‘Daar ben ik dankbaar voor, omdat we toch de puf niet hebben om verder weg te gaan.‘
‘De wereld rondreizen met de kinderen? Het verst dat we nog raken, is de Noordzee.’
Columniste Nele is moeder van een peuter en een kleuter. Hier vertelt ze alles wat je wil weten over dat moederschap: lichaamssappige verhalen van onvoorwaardelijke liefde, van snot tot natte prot.
Een vakantie aan zee is zoals een vakantie thuis, maar dan met meer zand. Dat was mijn enigszins pessimistische visie op onze vakantie aan de Noordzee. Voor de vijfde zomer op rij gingen we naar dezelfde plek om hetzelfde te doen met dezelfde mensen. Die mensen zijn mijn gezinsleden, maar dat maakt het niet minder vervelend. Soms zelfs integendeel.
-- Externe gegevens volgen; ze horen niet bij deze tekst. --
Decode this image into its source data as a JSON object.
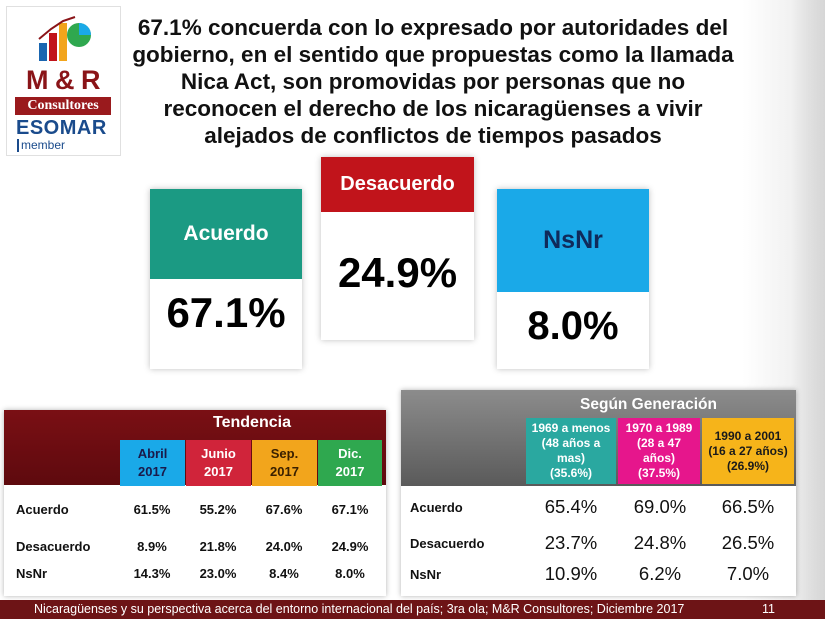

Tijdens die vakantie staat de tijd naar mijn gevoel stil en leven we volgens een vaste routine: elke dag hetzelfde plekje op het strand, elke dag knutselen na de middag en elke dag een ijsje: één bol chocolade met discodip in een potje. Waarom die routine? Omdat die nodig is om in te spelen op de noden van onze oudste dochter. Zij heeft autisme en gaat nogal goed op die routine. Voor haar is het een veilig kader waarin ze kan ontspannen en zichzelf kan zijn. Voorspelbaarheid geeft haar rust, en dat willen we.
Maar voorspelbaarheid geeft mij onrust. En dat wil ik niet. Ik had altijd gedacht dat ik de wereld rond zou reizen met mijn kinderen. Op sociale media zag ik anderen dat immers ook doen. Het leek zelfs alsof dat makkelijk was! Nooit gedoe met jetlags, kinderen die net zo graag gebraden krekels als frietjes aten en overal lachend op de foto stonden... Dus waarom niet? De wereld is maar een speldenkop groot, en ik wilde overal geweest zijn en alles gezien, geproefd, geroken en gevoeld hebben.
Eenmaal daar toonden we haar de Berlijnse Muur en Brandenburger Tor, en toonden we onszelf dat het inderdaad makkelijk was om te reizen met kinderen.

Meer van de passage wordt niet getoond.